My GSoC Project

The Project

I was involved in GSoC’17 with OpenPrinting under the Linux Foundation working on the project - Common Printing Dialog. The idea behind this project was to ensure that all dialogs on Linux behave similarly and show similar options.

https://summerofcode.withgoogle.com/projects/#6401547484266496

The Idea

The basic idea was to have a server-client architecture where every method of printing, CUPS, Google Cloud Print, etc. behaved as servers and the dialogs behaved like clients. I’ll use client, dialog and frontend interchangeably throughout this blog post.

For achieving the communication, we used dbus which acts as a message bus between the servers and clients and offers us various features like broadcasting “signals” and also abstracting away server endpoints as simple function calls.

So, as soon as a dialog starts it sends out a signal to every backend which registers the frontend and starts processing. They asynchronously emit each and every printer associated with them. The dialog listens to these events and updates its list of printers.

Now, when a user tries to access options of a printer, the dialog queries the relevant backend and fetches the options. Also once the user presses the print button, the dialog sends the options chosen by the user to the backend.

My Job

The work was a group project among five students with: * 2 People working on the QT Dialog * 1 Person working on the CUPS Backend * 1 Person working on the Google Cloud Print Backend * I was working on integrating this in LibreOffice’s print dialogs


LibreOffice is probably used for a lot of printing on Linux these days and thus, it had a full fledged printing dialog ready. Our QT Dialog was being made from scratch, so first of all people had to make the general UI and stuff and then start working on the functionality.

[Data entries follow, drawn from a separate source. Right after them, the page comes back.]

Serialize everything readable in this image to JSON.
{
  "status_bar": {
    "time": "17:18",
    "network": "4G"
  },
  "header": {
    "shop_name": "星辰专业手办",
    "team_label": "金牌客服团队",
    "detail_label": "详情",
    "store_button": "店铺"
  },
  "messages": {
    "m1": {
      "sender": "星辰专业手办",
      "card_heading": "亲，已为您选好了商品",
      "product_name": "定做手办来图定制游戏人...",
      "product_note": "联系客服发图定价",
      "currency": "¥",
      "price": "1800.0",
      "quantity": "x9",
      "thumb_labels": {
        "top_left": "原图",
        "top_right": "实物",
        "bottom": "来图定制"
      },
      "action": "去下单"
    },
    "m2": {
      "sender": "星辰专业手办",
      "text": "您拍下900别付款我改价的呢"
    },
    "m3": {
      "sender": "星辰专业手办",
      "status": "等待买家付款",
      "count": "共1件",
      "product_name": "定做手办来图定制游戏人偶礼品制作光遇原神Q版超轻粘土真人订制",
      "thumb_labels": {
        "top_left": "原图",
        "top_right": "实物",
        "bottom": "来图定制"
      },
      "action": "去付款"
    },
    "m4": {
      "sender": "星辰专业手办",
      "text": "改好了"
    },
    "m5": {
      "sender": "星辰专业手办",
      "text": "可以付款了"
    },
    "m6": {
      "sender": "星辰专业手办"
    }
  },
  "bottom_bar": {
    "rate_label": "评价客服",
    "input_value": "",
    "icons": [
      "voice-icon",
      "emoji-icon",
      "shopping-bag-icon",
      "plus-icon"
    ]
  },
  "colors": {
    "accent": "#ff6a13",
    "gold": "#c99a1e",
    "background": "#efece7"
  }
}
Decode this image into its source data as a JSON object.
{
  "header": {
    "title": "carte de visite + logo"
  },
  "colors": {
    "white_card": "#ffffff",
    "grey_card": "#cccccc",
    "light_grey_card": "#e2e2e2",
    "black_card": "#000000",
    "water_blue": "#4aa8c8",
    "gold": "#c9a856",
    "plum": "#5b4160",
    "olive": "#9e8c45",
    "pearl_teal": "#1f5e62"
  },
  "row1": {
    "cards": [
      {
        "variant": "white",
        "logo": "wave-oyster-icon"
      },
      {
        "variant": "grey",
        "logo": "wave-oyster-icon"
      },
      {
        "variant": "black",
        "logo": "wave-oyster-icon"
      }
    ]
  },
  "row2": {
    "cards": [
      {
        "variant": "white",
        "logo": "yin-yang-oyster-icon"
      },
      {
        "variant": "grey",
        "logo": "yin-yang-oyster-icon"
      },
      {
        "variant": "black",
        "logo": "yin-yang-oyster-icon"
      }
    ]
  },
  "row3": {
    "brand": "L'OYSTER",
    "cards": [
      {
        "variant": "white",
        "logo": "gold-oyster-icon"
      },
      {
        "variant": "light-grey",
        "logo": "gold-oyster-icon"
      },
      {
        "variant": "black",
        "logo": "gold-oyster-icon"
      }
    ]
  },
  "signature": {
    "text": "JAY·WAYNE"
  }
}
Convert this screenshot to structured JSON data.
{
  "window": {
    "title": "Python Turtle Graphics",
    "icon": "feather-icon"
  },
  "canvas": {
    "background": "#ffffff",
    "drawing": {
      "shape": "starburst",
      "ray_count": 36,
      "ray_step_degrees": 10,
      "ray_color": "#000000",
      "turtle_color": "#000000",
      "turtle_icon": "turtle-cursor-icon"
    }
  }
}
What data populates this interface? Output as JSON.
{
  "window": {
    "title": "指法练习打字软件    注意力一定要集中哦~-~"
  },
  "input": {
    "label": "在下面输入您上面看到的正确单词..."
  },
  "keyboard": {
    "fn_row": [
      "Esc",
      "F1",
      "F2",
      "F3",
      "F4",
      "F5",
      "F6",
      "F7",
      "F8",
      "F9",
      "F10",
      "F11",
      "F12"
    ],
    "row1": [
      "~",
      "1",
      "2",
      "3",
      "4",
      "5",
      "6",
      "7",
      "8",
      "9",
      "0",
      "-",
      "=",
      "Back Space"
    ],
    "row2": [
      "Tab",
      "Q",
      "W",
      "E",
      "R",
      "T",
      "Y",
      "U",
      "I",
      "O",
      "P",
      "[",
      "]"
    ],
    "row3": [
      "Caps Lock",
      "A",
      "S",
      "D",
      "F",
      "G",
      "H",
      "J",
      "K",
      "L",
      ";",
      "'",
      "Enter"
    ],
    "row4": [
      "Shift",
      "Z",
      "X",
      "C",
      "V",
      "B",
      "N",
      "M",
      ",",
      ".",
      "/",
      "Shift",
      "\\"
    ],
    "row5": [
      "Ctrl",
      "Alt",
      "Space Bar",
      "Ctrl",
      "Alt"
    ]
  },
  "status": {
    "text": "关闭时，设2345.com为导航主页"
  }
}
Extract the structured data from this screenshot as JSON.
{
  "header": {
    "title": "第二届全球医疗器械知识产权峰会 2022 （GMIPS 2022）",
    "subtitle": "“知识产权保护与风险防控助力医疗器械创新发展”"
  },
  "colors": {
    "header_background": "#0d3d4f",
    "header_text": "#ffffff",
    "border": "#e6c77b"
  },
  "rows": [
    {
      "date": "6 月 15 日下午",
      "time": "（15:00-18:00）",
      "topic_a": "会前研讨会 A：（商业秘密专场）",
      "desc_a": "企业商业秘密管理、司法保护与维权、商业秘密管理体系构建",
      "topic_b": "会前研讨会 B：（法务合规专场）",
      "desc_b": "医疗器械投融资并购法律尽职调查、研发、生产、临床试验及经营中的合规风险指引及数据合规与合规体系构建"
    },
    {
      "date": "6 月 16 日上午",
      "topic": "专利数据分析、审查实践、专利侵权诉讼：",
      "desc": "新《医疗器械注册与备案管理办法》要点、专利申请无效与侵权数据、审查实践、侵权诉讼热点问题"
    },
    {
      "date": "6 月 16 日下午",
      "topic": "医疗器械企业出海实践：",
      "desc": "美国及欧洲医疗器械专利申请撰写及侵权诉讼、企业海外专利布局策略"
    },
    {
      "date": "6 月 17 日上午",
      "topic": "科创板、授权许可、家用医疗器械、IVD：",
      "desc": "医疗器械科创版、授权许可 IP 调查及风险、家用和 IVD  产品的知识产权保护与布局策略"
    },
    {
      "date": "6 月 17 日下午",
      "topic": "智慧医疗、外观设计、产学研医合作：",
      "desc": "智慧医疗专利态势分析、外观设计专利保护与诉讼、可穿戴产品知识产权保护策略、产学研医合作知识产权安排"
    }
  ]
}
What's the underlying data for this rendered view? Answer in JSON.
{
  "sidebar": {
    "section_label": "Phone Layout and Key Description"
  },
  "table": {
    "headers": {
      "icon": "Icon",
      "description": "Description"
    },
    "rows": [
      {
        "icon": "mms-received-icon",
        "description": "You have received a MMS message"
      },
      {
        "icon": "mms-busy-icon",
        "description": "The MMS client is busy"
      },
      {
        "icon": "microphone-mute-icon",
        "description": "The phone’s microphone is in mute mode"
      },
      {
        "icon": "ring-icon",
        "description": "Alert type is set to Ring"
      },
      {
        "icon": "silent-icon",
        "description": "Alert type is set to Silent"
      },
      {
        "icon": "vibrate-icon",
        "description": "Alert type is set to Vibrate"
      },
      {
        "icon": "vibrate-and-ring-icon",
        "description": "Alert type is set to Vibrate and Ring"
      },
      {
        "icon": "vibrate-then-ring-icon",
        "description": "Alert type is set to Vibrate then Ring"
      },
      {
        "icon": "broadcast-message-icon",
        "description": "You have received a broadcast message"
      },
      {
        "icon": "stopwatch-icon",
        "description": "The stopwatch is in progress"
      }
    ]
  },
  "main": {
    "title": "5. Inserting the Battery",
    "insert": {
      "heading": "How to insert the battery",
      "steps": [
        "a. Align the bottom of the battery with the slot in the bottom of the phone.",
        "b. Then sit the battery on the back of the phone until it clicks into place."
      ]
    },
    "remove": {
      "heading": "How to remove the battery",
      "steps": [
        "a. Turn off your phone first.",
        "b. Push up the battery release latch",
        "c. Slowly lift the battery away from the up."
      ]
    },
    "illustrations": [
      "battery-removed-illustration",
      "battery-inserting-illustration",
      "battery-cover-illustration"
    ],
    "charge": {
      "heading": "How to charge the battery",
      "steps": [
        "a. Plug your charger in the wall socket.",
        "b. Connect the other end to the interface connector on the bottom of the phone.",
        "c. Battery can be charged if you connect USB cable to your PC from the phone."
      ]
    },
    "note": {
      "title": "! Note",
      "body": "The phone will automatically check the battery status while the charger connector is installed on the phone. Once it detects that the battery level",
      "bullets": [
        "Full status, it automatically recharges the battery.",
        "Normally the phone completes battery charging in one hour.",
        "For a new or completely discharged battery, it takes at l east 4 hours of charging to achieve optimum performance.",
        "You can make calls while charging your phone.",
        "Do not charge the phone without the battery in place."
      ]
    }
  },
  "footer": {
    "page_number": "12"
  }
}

So, I was involved in mostly trying to integrate the new backends with LO dialog with changes to just how the printers were obtained, etc. I worked closely with the backend teams, pointing out limitations or missing features required to get the LO dialog working just as it was before, with the new backends and helped in evolving the interfaces. The final dbus interfaces can be found here: https://github.com/dracarys09/cpd-interface-files

I managed to finally integrate changes in LO such that, if the new backends weren’t installed on a Linux system, it would fall back to the previous implementation.

Work Done

My changes to LO code can be found here: https://gerrit.libreoffice.org/#/c/40565

Other minor stuff I worked on: * Initial sample server and client * Bug Fixes to the CUPS Backend * Bug Fixes to the GCP Backend


Basically, I wrote a Manager, which listened to all printer added/removed events and updated the printers shown accordingly. It also allowed querying a specific printer for advanced options like print quality, paper quality which aren’t necessarily present in all printers. Finally, on pressing Print, the options and the print job were transmitted back to the dialog for printing.

Interesting Issues Faced

One of the main issues I faced was replacing the LO PPDParser. The new method doesn’t rely on PPD files and instead sends all possible settable options as ipp attributes. LO had the system set up such that for any particular printer, it would parse the PPD file and then based on the PPD Keys and Values present, populate the UI.

In this new system, I had to first of all try and ensure that the specific PPDKeys used across LO code such as Duplex (and its corresponding values Simplex, DuplexNoTumble, DuplexTumble) were converted from their corresponding ipp attribute sides (and corresponding values one-sided, two-sided-long-edge, two-sided-short-edge). This needed to be done for a 2-3 more keys and then the rest of the generic keys were easily handled using their ipp names.

Another related issue was that LO required page sizes (in exact mm) for displaying the preview, but in our new system, only page names (like a4) were returned from the backend. To tackle this, first of all, we shifted to sending standard PWG paper names from the backend and in the dialog, I used CUPS utility functions to get the exact paper sizes for the dialog to use.

Targets Left

Mostly the new dialog works and behaves like the older dialog without any big difference. The list of targets left for this are the following: * The current drop-down for the paper sizes uses the PWG names which aren’t very user-friendly. That could be mapped to user-friendly names. * The dialog on closing should emit a Shutdown signal so that the backends can go to sleep if no frontend is active. I have been unable to get that to work on my own. With help from the LO developers, this should be trivial. * I have to get this code merged to main LO codebase so that all future releases of LO can use the newer backends (if available on a particular system).

Acknowledgements

I am thankful to my mentors Danny, Till and Aveek for their guidance throughout the project. The interactions with them and working on this project was a great learning experience and I gained a lot of insight into how something which we take for granted, printers, work on our systems. Special thanks to Caolán McNamara (LibreOffice contributor) who took out some of his time and helped me out with any doubts regarding LO codebase.

Also, thanks to Abhijeet, Anshul, Nilanjana and Rithvik for helping out whenever I was stuck or had a doubt. It was great working with you guys. Cheers!

Conclusion

Overall, this year’s GSoC was a great learning experience for me and I have a learned a lot from this project.